И двинулся к деревне, которая уж показалась на поляне. Но и шага не успел ступить, как Ильин схватил меня за плечо. Повернулся к нему, а он раскрыл рот и точно рыба, выброшенная на берег, дышит толчками и язык мне показывает. Испугался я, оттолкнул его.
– Что с вами, товарищ майор?
– Иван! Ты никому не говорил об том? Признавайся, не то худо будет. Нам обоим худо. Слышишь?
– Да что же тут худого? Оставьте меня, пожалуйста! Ничего я худого не делал, и бояться мне нечего.
– Иван, не дури! Не трави мне душу! Кондрашка меня хватит, если игру свою продолжать будешь. Кузнецова я и знать не знал, и ничего он тебе не говорил. Но придумал ты лихо, молодец. Сработал как матёрый разведчик. Умница! Я сдаюсь на милость победителя. Но только ты меня послушай: если кто об этой шуточке твоей узнает – крышка нам! И тебе, и мне. Ты уж поверь старому волку, я в СМЕРШе работал.

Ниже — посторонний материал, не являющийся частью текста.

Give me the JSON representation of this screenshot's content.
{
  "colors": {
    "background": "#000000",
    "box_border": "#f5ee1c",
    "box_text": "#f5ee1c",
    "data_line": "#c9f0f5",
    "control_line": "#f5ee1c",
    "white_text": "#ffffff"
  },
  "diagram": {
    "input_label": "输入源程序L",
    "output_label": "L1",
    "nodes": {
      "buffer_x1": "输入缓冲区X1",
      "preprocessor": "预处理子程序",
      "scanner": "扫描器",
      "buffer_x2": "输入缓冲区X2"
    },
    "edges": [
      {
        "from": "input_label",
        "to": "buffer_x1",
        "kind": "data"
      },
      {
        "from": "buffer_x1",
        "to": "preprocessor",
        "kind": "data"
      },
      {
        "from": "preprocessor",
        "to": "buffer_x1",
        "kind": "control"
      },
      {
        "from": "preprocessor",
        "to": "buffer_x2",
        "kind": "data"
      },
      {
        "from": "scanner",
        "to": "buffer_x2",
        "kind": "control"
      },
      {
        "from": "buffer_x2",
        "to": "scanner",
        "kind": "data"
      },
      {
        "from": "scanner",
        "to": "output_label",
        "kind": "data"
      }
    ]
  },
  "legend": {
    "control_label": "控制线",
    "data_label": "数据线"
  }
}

Там такие сидят! – Ой-ёй!.. Им только попади на зуб. Лубянские подвалы, допросы, пытки… Знаю я. Слышишь, Иван?
– Слышу, слышу. Я ведь не дурак, как ты обо мне думаешь. Всё я понимаю. И вот тебе моя рука: молчать буду как рыба. До конца жизни. А что до тебя, так и спрашивать не стану; знаю, что ты-то уж не проговоришься. Ну и ладно. Пошли в деревню, а об этом больше ни слова. Иначе кусаться буду.
Ильин пожал мне руку и кинулся на шею. Крепко обнимал и говорил со слезами:
– Умница ты, Иван! С тобой-то я бы пошёл в разведку.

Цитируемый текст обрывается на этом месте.